E47 inhibits PU.1 binding to DNA. (a) Transient transfections of 293 T cells with a GAL4 responsive luciferase reporter construct. Cells were cotransfected with either GAL4 full-length PU.1 expression plasmid or GAL4-PU.1 activation domain in the presence or absence of MigR1-E47 plasmid. Luciferase activity is the mean ± standard deviation of three independent transfections and luciferase activity is reported as fold-induction above the activity seen in 293 T cells transfected with the GAL4 DNA binding domain expression plasmid. (b) Immunoblot of nuclear extracts prepared from 293 T cells transfected with empty expression plasmids (NE1), PU.1 expression plasmid (NE2), and PU.1 and E47 expression plasmids (NE3, NE4). NE4 was prepared from cells transfected with an increased amount of E47 expression plasmid (++).
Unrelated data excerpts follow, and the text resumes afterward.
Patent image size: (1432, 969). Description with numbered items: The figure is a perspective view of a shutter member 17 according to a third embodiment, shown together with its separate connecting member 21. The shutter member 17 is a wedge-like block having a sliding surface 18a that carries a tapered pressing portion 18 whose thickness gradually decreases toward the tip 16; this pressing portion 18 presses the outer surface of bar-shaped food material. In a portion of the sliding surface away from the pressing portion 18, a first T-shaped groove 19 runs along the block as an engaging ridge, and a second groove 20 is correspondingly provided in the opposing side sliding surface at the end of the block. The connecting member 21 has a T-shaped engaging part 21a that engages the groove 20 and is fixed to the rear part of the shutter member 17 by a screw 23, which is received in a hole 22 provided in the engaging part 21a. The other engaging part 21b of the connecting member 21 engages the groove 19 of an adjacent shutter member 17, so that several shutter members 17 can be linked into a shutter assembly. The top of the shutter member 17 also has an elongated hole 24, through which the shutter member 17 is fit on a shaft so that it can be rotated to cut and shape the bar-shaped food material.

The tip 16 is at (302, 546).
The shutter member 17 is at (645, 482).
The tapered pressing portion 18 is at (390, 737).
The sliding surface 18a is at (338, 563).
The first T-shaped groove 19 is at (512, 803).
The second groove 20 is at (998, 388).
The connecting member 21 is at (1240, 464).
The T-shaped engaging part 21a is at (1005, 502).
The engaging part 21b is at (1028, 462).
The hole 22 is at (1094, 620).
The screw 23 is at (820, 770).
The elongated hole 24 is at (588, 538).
Immunoblots were probed with anti-PU.1 or anti-E47 antibody as indicated. (c) EMSA performed with nuclear extracts from (b) and a ³²P-labeled MCSFR probe. The PU.1 containing complex was identified by performing competitions with unlabeled wildtype and mutant MCSFR probes as indicated. Additionally the PU.1 containing complex could be ablated by inclusion of anti-PU.1 antibody in the binding mix.

Figure 6

E47 blocks PU.1 from binding to DNA in hematopoietic cells. (a) Immunoblot of PUER and E47 protein expression in nuclear extracts prepared from PUER GFP and PUER E47 cell lines which were grown in the absence or presence (+) of 100 nM OHT. (b) Electrophoretic mobility shift assay (EMSA) with a ³²P-labeled DNA probe from the MCSFR promoter. Nuclear extracts were prepared from PUER GFP and PUER E47 cell lines that were grown for 2 d in the absence or presence (+) of 100 nM OHT. SS indicates supershifted complex. (c) Chromatin immunoprecipitation (ChIP) of the MCSFR promoter from PUER GFP and 2 independent PUER E47 cell lines using anti-PU.1 antibody. PUER cell lines were treated for 7 d with OHT. Chromatin also precipitated with normal rabbit serum (NRS) to demonstrate specificity of the anti-PU.1 immunoprecipitations.